Carla Del Ponte, deren Epoche als Chefanklägerin in Kürze nach gut sieben Jahren zu Ende geht, hat sich getreulich an die Idee jener gehalten, die das ICTY ins Leben riefen: Alle hochrangigen Politiker und Militärs, die angeklagt wurden, sind Serben, denen zudem vorgeworfen wird, durch die Verfolgung einer Art von »Masterplan« das ganze Land in Brand gesteckt zu haben. Gleichzeitig achtete Frau Del Ponte tunlichst darauf, keine Debatte um die Verantwortung Deutschlands und anderer NATO-Staaten für das Blutvergießen aufkommen zu lassen. Vor allem Milosevic hob in seinem Prozess mehrfach hervor, wie sich die Ereignisse zu Beginn der Krise tatsächlich zutrugen und wie Deutschland die Anerkennung eines kroatischen Staates durchboxte, den es nur unter Hitlers Schirmherrschaft schon einmal gegeben hatte, und eine Verhandlungslösung damit vereitelte.
Es war in der Amtszeit Del Pontes, als Amnesty International – im Einklang mit vielen Juristen – der NATO Kriegsverbrechen beim Angriff auf Jugoslawien im Jahre 1999 vorwarf. Auf den öffentlichen Druck reagierte die Anklagebehörde mit einer Voruntersuchung, entschied jedoch, keine Ermittlungen gegen NATO-Verantwortliche einzuleiten: Es habe wohl tragische »Kollateralschäden« gegeben, aber keine Kriegsverbrechen. Jamie Shea, Sprecher des Militärbündnisses, hatte das ICTY daran erinnert, wer dessen »Freunde« und »Hauptfinanziers« seien: die NATO-Staaten.
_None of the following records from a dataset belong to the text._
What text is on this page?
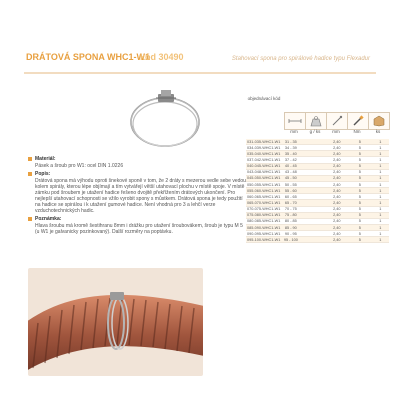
DRÁTOVÁ SPONA WHC1-W1
kód 30490	Stahovací spona pro spirálové hadice typu Flexadur
objednávací kód
mm	g / ks	mm	Nm	ks
031-035-WHC1-W1	31 - 35		2,40	5	1
034-039-WHC1-W1	34 - 39		2,40	5	1
035-040-WHC1-W1	35 - 40		2,40	5	1
037-042-WHC1-W1	37 - 42		2,40	5	1
040-045-WHC1-W1	40 - 45		2,40	5	1
043-048-WHC1-W1	43 - 48		2,40	5	1
045-050-WHC1-W1	45 - 50		2,40	5	1
050-055-WHC1-W1	50 - 55		2,40	5	1
055-060-WHC1-W1	55 - 60		2,40	5	1
060-065-WHC1-W1	60 - 65		2,40	5	1
065-070-WHC1-W1	65 - 70		2,40	5	1
070-075-WHC1-W1	70 - 75		2,40	5	1
075-080-WHC1-W1	75 - 80		2,40	5	1
080-085-WHC1-W1	80 - 85		2,40	5	1
085-090-WHC1-W1	85 - 90		2,40	5	1
090-095-WHC1-W1	90 - 95		2,40	5	1
095-100-WHC1-W1	95 - 100		2,40	5	1
Materiál:
Pásek a šroub pro W1: ocel DIN 1.0226
Popis:
Drátová spona má výhodu oproti šnekové sponě v tom, že 2 dráty s mezerou vedle sebe vedou kolem spirály, kterou lépe objímají a tím vytvářejí větší utahovací plochu v místě spoje. V místě zámku pod šroubem je utažení hadice řešeno dvojitě překřížením drátových ukončení. Pro nejlepší utahovací schopnosti se vžilo vyrobit spony s můstkem. Drátová spona je tedy použití na hadice se spirálou i k utažení gumové hadice. Není vhodná pro 3 a lehčí verze vzduchotechnických hadic.
Poznámka:
Hlava šroubu má kromě šestihranu 8mm i drážku pro utažení šroubovákem, šroub je typu M 5 (u W1 je galvanicky pozinkovaný). Další rozměry na poptávku.
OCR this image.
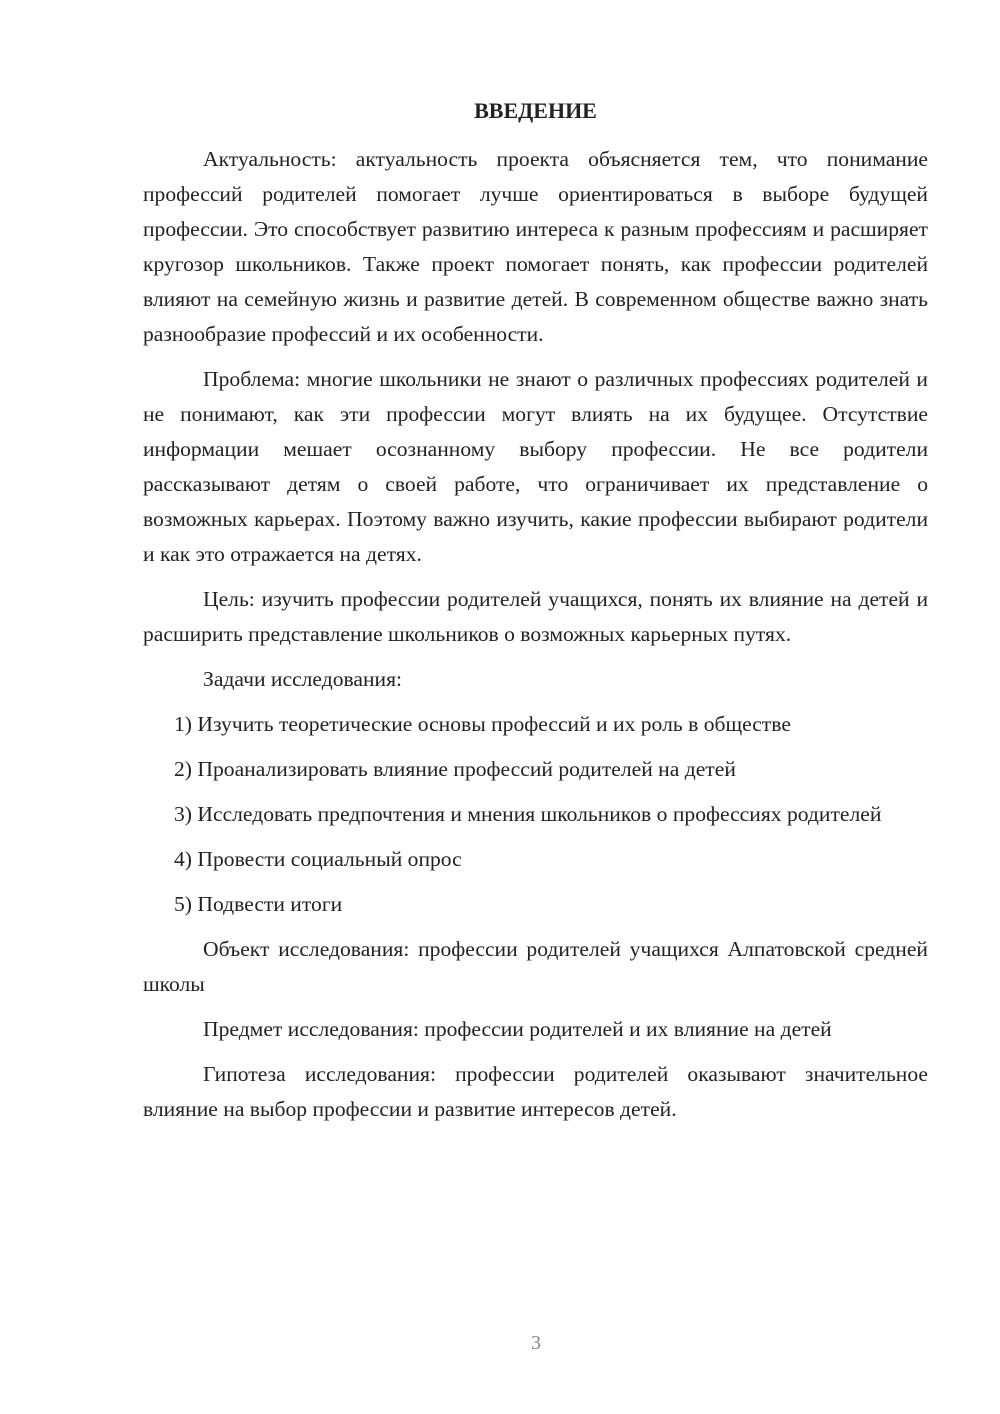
ВВЕДЕНИЕ

Актуальность: актуальность проекта объясняется тем, что понимание профессий родителей помогает лучше ориентироваться в выборе будущей профессии. Это способствует развитию интереса к разным профессиям и расширяет кругозор школьников. Также проект помогает понять, как профессии родителей влияют на семейную жизнь и развитие детей. В современном обществе важно знать разнообразие профессий и их особенности.

Проблема: многие школьники не знают о различных профессиях родителей и не понимают, как эти профессии могут влиять на их будущее. Отсутствие информации мешает осознанному выбору профессии. Не все родители рассказывают детям о своей работе, что ограничивает их представление о возможных карьерах. Поэтому важно изучить, какие профессии выбирают родители и как это отражается на детях.

Цель: изучить профессии родителей учащихся, понять их влияние на детей и расширить представление школьников о возможных карьерных путях.

Задачи исследования:

1) Изучить теоретические основы профессий и их роль в обществе

2) Проанализировать влияние профессий родителей на детей

3) Исследовать предпочтения и мнения школьников о профессиях родителей

4) Провести социальный опрос

5) Подвести итоги

Объект исследования: профессии родителей учащихся Алпатовской средней школы

Предмет исследования: профессии родителей и их влияние на детей

Гипотеза исследования: профессии родителей оказывают значительное влияние на выбор профессии и развитие интересов детей.

3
Von Beginn des Prozesses gegen Milosevic an versuchte Del Pontes Behörde mit allen Mitteln, den Angeklagten mundtot zu machen und ihm, der sich selbst verteidigte, Pflichtverteidiger aufzuzwingen. Er führe sich unmöglich auf und missbrauche die Verhandlung für eigene Ziele, hieß es. Erst nach dem Tode Milosevics schwärmte Del Ponte von dessen Fähigkeit, Kreuzverhöre zu führen. »Wir schonen ihn nicht«, hatte sie der der »Neuen Zürcher Zeitung« am 18. Juli 2003 im Zusammenhang mit Milosevics schlechtem Gesundheitszustand versichert. Der Angeklagte starb am 11. März 2006 in seiner Zelle, nachdem das ICTY ihm eine von ärztlicher Seite für notwendig befundene Kur verwehrt hatte.
Erster Wartburgpreisträger war 1992 der damalige deutsche Außenminister Hans-Dietrich Genscher, der die Zerstörung Jugoslawiens politisch einleitete. Insofern bleibt sich die Wartburg-Stiftung mit der Verleihung des Preises an Carla Del Ponte treu – symbolträchtig am Vorabend des Tages, an dem vor acht Jahren die NATO ihre Aggression gegen Jugoslawien begann.